Boise Technology, Inc. is a specialized scientific research company that utilizes advanced spectroscopic techniques for the investigation of fundamental scientific problems. Active areas of research are currently concentrated on, but not limited to, answering important questions in surface science using nonlinear optical spectroscopy. The instrumentation and scientific expertise at Boise Technology is ready to tackle many additional pressing scientific challenges in physics, chemistry, and biology.

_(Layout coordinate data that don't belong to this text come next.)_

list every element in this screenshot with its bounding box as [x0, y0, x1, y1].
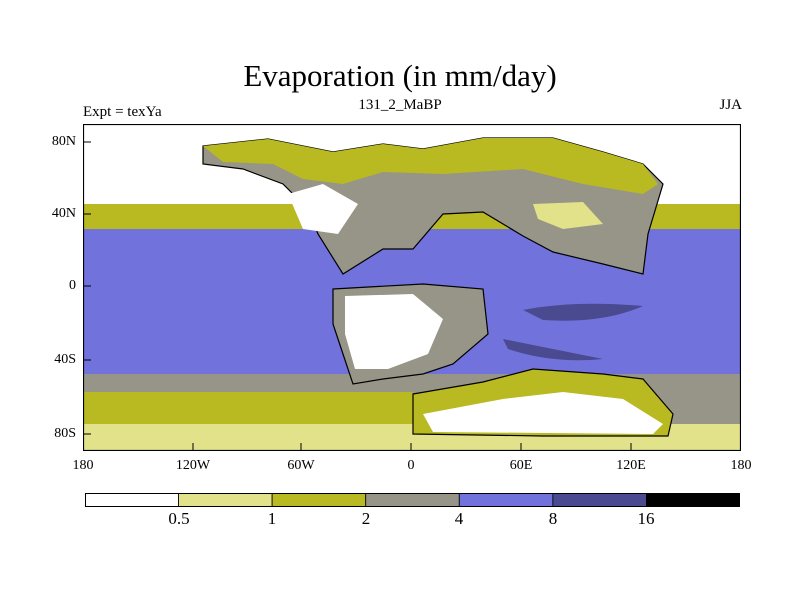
- colorbar: [85, 493, 740, 507]
- lat-tick-0: 0: [69, 278, 76, 293]
- south-desert: [345, 294, 443, 369]
- colorbar-level-2: 2: [361, 509, 371, 528]
- north-desert-2: [533, 202, 603, 229]
- lon-tick-120w: 120W: [175, 458, 211, 473]
- colorbar-cell-3: [365, 493, 460, 507]
- plot-title: Evaporation (in mm/day): [243, 58, 557, 93]
- period-label: 131_2_MaBP: [358, 97, 442, 113]
- tick-marks: [83, 141, 632, 451]
- lon-tick-0: 0: [407, 458, 415, 473]
- colorbar-cell-0: [85, 493, 179, 507]
- deep-evaporation-patch: [523, 303, 643, 321]
- lon-tick-180w: 180: [72, 458, 94, 473]
- lat-tick-40s: 40S: [54, 352, 76, 367]
- lat-tick-80s: 80S: [54, 426, 76, 441]
- colorbar-level-1: 1: [267, 509, 277, 528]
- colorbar-level-16: 16: [637, 509, 655, 528]
- lat-tick-40n: 40N: [51, 206, 76, 221]
- colorbar-level-8: 8: [548, 509, 558, 528]
- southern-desert: [423, 392, 663, 434]
- colorbar-cell-2: [271, 493, 367, 507]
- colorbar-cell-1: [178, 493, 273, 507]
- colorbar-cell-4: [458, 493, 554, 507]
- lon-tick-120e: 120E: [616, 458, 646, 473]
- colorbar-level-4: 4: [454, 509, 464, 528]
- colorbar-level-0-5: 0.5: [168, 509, 190, 528]
- north-continent-yellow: [203, 138, 658, 194]
- colorbar-cell-5: [552, 493, 647, 507]
- evaporation-map: [83, 124, 741, 451]
- lon-tick-180e: 180: [730, 458, 752, 473]
- deep-evaporation-patch-2: [503, 339, 603, 361]
- north-desert: [288, 184, 358, 234]
- lon-tick-60e: 60E: [509, 458, 533, 473]
- experiment-label: Expt = texYa: [83, 104, 162, 120]
- season-label: JJA: [719, 97, 742, 113]
- lon-tick-60w: 60W: [287, 458, 315, 473]
- map-border: [83, 124, 741, 451]
- colorbar-cell-6: [646, 493, 740, 507]
- lat-tick-80n: 80N: [51, 134, 76, 149]
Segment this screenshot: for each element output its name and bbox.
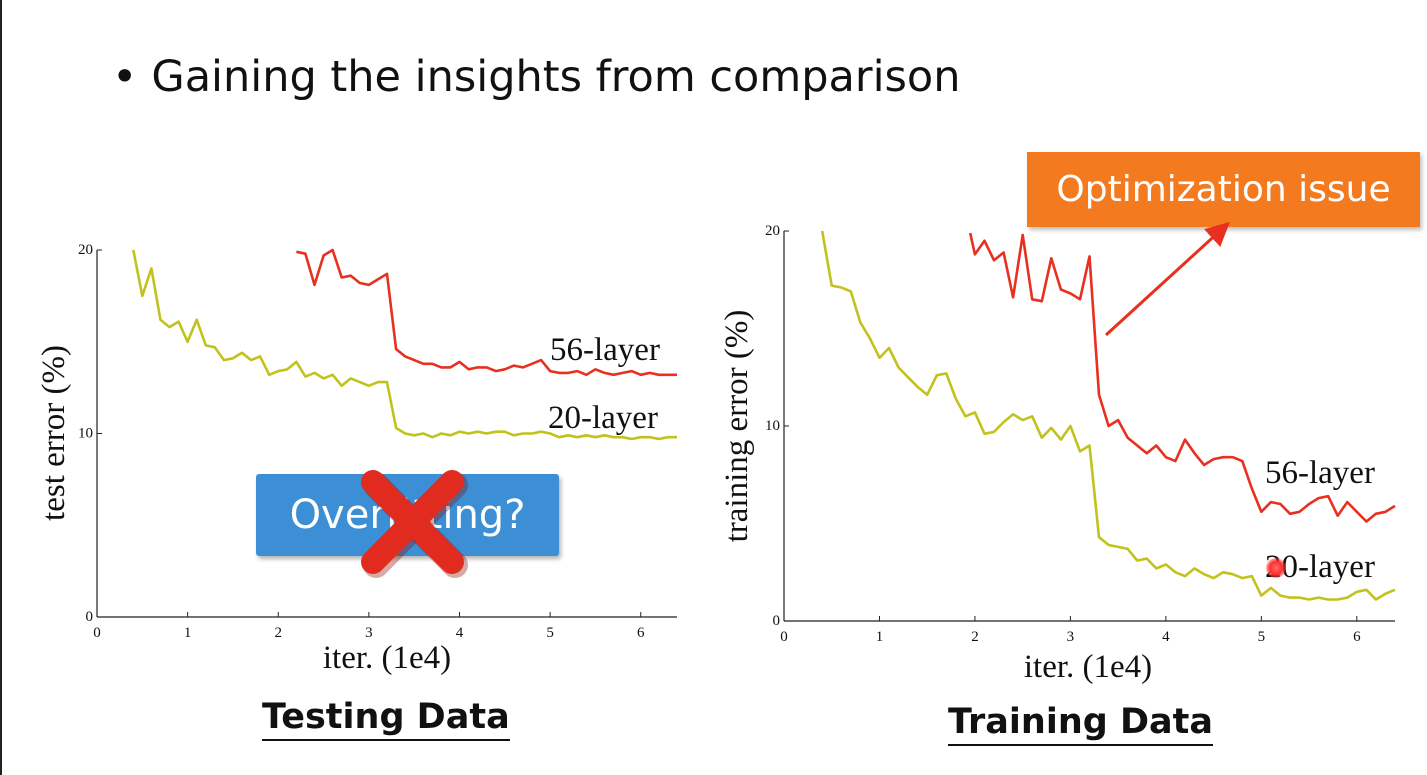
chart2-x-tick-label-2: 2: [971, 629, 979, 645]
chart2-x-tick-label-4: 4: [1162, 629, 1170, 645]
right-caption: Training Data: [948, 702, 1213, 746]
chart1-x-tick-label-6: 6: [637, 625, 645, 641]
chart2-y-axis-label: training error (%): [719, 310, 755, 543]
chart1-x-tick-label-4: 4: [456, 625, 464, 641]
chart1-x-tick-label-1: 1: [184, 625, 192, 641]
optimization-issue-box: Optimization issue: [1027, 152, 1420, 227]
chart1-x-tick-label-0: 0: [93, 625, 101, 641]
chart1-y-tick-label-2: 20: [78, 242, 93, 258]
slide-left-edge: [0, 0, 2, 775]
chart2-series-line-20-layer: [820, 230, 1396, 601]
chart2-series-label-56-layer: 56-layer: [1265, 455, 1375, 491]
chart1-x-axis-label: iter. (1e4): [323, 640, 451, 676]
left-caption: Testing Data: [262, 697, 510, 741]
bullet-text: Gaining the insights from comparison: [151, 52, 961, 102]
chart2-x-axis-label: iter. (1e4): [1024, 649, 1152, 685]
chart1-series-line-56-layer: [296, 248, 677, 377]
chart2-x-tick-label-0: 0: [780, 629, 788, 645]
chart1-y-axis-label: test error (%): [36, 345, 72, 521]
chart2-x-tick-label-6: 6: [1353, 629, 1361, 645]
chart1-x-tick-label-3: 3: [365, 625, 373, 641]
bullet-point: • Gaining the insights from comparison: [112, 52, 960, 102]
x-mark-icon: [361, 470, 468, 578]
chart1-series-label-56-layer: 56-layer: [550, 332, 660, 368]
chart1-x-tick-label-2: 2: [275, 625, 283, 641]
chart2-x-tick-label-1: 1: [876, 629, 884, 645]
chart2-x-tick-label-5: 5: [1258, 629, 1266, 645]
chart1-y-tick-label-1: 10: [78, 426, 93, 442]
bullet-dot-icon: •: [112, 52, 138, 102]
chart1-x-tick-label-5: 5: [546, 625, 554, 641]
chart2-series-line-56-layer: [968, 232, 1396, 523]
chart1-y-tick-label-0: 0: [86, 609, 94, 625]
optimization-issue-label: Optimization issue: [1056, 169, 1391, 210]
chart2-y-tick-label-1: 10: [765, 418, 780, 434]
chart2-y-tick-label-2: 20: [765, 223, 780, 239]
laser-pointer-icon: [1266, 558, 1286, 578]
chart1-series-label-20-layer: 20-layer: [548, 400, 658, 436]
chart2-x-tick-label-3: 3: [1067, 629, 1075, 645]
chart1-series-line-20-layer: [132, 249, 677, 441]
chart2-y-tick-label-0: 0: [773, 613, 781, 629]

Boise Technology was founded in 2003, with the goal of an independent research center for advanced optics and spectroscopy in the Pacific Northwest. Since its foundation, substantial research funding has enabled the creation of a research facility in Nampa, Idaho. Current research projects underway are being conducted with the use of a state-of-the-art tunable femtosecond laser system which we regard as one of the most advanced light sources in the Pacific Northwest. With this advanced laser system, Boise Technology is poised to emerge as a leader in optics and spectroscopic research. The scientific expertise of Boise Technology is represented by its permanent staff of three PhD scientists, multiple independent contract researchers, and several collaborative research relationships. Cumulatively, our personnel represents broad expertise in chemistry, physics and surface sciences, with specialized capabilities in nonlinear spectroscopy, time-resolved spectroscopy, NMR spectroscopy, computational chemistry, and enzymology.

The unique research capabilities of Boise Technology are created by the availability of sophisticated optics instrumentation. At the core of this capability is our tunable femtosecond laser system: a regenerative amplified, mode-locked titanium-sapphire oscillator producing intense 30-100fs laser pulses with on-demand wavelength tunability from an automated optical parametric amplifier. In conjunction with the advanced light source, a collection of necessary optics, optomechanics, electronics and detectors enables the study of many diverse physical/chemical/biological systems. Current research projects are utilizing this system for second harmonic generation spectroscopy in order to answer fundamental questions of relevant chemical reactions at liquid/liquid and liquid/solid interfaces. This research is being expanded to include vibrational sum frequency spectroscopy to investigate chemical reactivity at liquid/liquid and solid/liquid interfaces. Many other types of spectroscopy experiments may be performed with this system including ultrafast time-resolved spectroscopy. In addition to the current capabilities, plans are in progress to couple sophisticated optical microscopy techniques with our advanced light source. Confocal microscopy is a powerful technique to study many physical and biological systems with exceptional spatial resolution. By pairing the confocal microscopy techniques of multi-photon fluorescence and second harmonic generation with an advanced, tunable light source, we hope to develop new abilities in spectroscopy and microscopy.